Solution: The pipeline saves progress automatically. Check:

  • data/CSV/{llm}_annotated_POI_test.csv - your partial results
  • misc/{llm}_query_index.txt - last processed index
  • Just re-run the cell and it will resume from the last saved progress

JSON Parse Errors from LLM

Qwen API error: JSONDecodeError

Solution: This is usually temporary.

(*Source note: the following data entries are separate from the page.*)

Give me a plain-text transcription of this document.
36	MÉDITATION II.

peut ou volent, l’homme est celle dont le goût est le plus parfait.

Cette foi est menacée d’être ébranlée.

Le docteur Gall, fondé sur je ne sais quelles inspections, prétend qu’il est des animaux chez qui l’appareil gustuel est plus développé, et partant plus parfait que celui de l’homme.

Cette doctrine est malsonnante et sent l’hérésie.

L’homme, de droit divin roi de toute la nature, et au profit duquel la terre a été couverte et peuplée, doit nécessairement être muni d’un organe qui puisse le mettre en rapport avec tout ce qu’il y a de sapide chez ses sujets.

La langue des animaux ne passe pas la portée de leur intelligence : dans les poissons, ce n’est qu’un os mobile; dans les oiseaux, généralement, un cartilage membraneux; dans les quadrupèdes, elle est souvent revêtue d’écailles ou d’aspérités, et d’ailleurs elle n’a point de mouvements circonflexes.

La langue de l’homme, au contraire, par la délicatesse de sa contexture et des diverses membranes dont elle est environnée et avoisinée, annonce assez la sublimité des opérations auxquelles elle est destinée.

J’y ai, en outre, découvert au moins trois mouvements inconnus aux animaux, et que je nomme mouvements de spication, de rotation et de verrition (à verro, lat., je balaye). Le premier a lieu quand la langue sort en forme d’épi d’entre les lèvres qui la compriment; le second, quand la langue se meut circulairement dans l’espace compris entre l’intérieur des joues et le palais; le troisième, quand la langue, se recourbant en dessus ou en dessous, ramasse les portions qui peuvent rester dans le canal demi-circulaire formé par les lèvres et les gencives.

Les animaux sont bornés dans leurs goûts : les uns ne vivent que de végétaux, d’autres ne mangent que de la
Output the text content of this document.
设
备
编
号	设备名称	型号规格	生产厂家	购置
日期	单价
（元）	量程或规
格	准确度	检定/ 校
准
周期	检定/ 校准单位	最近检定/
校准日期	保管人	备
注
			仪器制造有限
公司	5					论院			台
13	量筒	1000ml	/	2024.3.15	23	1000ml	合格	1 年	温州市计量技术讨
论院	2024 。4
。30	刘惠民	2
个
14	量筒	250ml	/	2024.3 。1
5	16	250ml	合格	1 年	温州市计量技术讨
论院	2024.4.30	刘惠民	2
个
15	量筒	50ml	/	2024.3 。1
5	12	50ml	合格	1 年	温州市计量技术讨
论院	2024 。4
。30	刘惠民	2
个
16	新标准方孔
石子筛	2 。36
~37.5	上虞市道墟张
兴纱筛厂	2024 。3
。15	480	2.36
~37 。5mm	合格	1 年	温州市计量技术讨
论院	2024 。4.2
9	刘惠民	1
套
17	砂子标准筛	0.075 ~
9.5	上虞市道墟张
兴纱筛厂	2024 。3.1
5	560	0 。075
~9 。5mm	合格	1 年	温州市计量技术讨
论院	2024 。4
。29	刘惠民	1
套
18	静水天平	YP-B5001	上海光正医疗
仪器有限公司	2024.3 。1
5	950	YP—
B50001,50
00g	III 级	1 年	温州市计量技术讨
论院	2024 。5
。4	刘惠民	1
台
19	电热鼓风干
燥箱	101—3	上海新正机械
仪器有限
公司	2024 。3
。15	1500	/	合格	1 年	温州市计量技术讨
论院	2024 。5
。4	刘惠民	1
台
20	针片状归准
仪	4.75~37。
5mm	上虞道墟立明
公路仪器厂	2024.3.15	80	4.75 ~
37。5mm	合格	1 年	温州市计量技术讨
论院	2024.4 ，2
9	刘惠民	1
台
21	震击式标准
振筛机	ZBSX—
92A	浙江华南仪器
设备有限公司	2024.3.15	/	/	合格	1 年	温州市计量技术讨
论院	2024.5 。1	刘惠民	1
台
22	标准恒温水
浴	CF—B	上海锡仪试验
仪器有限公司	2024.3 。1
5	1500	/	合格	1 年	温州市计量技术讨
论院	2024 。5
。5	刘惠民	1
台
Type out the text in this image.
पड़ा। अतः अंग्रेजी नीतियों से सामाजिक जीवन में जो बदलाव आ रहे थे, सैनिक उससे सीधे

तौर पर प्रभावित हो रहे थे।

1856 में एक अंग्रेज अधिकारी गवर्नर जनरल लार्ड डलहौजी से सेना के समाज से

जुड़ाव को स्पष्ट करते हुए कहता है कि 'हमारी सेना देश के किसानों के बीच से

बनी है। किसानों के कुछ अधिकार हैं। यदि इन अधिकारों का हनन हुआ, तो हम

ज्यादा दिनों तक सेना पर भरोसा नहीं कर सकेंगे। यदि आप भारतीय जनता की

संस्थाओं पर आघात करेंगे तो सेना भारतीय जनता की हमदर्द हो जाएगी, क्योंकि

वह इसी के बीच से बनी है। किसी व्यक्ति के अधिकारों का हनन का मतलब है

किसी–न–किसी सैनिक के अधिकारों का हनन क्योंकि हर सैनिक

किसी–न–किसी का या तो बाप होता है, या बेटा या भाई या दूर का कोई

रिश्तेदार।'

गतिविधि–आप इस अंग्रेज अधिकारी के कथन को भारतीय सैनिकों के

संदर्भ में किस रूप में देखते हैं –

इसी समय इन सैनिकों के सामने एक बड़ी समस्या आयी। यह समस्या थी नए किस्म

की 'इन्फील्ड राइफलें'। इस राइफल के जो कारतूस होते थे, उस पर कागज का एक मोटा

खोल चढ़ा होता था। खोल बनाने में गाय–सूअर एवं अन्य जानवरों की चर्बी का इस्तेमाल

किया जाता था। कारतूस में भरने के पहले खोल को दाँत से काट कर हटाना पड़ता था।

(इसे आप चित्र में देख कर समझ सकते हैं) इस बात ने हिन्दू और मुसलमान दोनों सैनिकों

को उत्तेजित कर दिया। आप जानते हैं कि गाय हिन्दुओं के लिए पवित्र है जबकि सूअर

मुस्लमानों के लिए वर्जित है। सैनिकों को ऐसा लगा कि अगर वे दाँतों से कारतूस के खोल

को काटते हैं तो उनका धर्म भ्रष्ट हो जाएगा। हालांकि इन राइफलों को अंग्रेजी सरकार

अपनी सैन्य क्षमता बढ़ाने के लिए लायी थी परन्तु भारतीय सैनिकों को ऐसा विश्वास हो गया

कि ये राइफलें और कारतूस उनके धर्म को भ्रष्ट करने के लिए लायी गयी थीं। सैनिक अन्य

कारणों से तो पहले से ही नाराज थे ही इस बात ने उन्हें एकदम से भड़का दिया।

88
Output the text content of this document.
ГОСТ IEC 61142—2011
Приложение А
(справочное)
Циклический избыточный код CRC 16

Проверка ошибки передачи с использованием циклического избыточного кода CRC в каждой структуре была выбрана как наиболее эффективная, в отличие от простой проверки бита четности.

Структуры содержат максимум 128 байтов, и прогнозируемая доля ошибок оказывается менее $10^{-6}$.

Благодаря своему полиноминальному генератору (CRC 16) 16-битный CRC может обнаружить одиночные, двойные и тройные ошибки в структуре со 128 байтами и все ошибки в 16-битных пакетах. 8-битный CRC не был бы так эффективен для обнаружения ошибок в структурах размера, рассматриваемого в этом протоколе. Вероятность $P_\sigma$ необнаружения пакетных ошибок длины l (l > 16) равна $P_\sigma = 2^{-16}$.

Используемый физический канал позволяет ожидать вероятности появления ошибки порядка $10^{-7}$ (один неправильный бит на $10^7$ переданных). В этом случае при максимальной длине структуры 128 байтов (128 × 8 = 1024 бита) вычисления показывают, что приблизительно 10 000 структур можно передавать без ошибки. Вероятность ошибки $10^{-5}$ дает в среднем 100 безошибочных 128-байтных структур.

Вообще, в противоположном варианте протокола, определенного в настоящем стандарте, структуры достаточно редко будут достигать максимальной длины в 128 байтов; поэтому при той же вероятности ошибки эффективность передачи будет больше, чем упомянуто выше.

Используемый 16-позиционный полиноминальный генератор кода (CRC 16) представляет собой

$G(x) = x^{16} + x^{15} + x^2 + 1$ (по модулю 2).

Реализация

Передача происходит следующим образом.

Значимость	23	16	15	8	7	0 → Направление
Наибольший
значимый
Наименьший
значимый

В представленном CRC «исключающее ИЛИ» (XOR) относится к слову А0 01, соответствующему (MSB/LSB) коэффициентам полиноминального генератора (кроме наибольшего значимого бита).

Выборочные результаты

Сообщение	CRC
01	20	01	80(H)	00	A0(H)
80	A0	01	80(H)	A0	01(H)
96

The code:

  • Returns "Unknown" for failed queries
  • Continues processing
  • You can manually review/reprocess failed entries later

Cost Management

Estimate Costs Before Processing

For a dataset with N entries:

  • Qwen: Contact Alibaba Cloud for pricing
  • Llama: ~N Γ— $0.0005 = ~$5 per 10k entries
  • Mistral: ~N Γ— $0.004 = ~$40 per 10k entries

Best Practices

  1. Always test first: Run with TEST_MODE = True on 10 samples
  2. Monitor API usage: Check your API provider's dashboard
  3. Use cheaper models first: Try Llama before Mistral
  4. Process in batches: Set MAX_ROWS to process incrementally
  5. Save intermediate results: The automatic saving feature helps prevent data loss

Comparing Multiple LLMs

To compare results from different LLMs:

  1. Run the pipeline with SELECTED_LLM = 'qwen'
  2. Change to SELECTED_LLM = 'llama' and run again
  3. Change to SELECTED_LLM = 'mistral' and run again
  4. Compare the three output files:
    • qwen_annotated_POI.csv
    • llama_annotated_POI.csv
    • mistral_annotated_POI.csv

Files Created

The pipeline creates these files:

data/CSV/
β”œβ”€β”€ NER_POI_step01_pre_annotation.csv     # After name cleaning
β”œβ”€β”€ NER_POI_step02_annotated.csv          # After country mapping
β”œβ”€β”€ qwen_annotated_POI_test.csv           # Test results (Qwen)
β”œβ”€β”€ qwen_annotated_POI.csv                # Full results (Qwen)
β”œβ”€β”€ llama_annotated_POI.csv               # Full results (Llama)
└── mistral_annotated_POI.csv             # Full results (Mistral)

misc/
β”œβ”€β”€ qwen_query_index.txt                  # Progress tracking
β”œβ”€β”€ llama_query_index.txt                 # Progress tracking
└── mistral_query_index.txt               # Progress tracking

Support

For issues or questions:

  1. Check this guide for common problems
  2. Review misc/credentials/README.md for API setup
  3. Read the notebook documentation (first cell)
  4. Check API provider documentation for service-specific issues

Ethical Considerations

This research documents ethical problems with AI deepfake models. The dataset and analysis help:

  • Understand the scope of unauthorized person likeness usage
  • Document professions/demographics most affected
  • Inform policy and technical solutions
  • Raise awareness about deepfake technology misuse

Use this data responsibly and respect individual privacy and consent.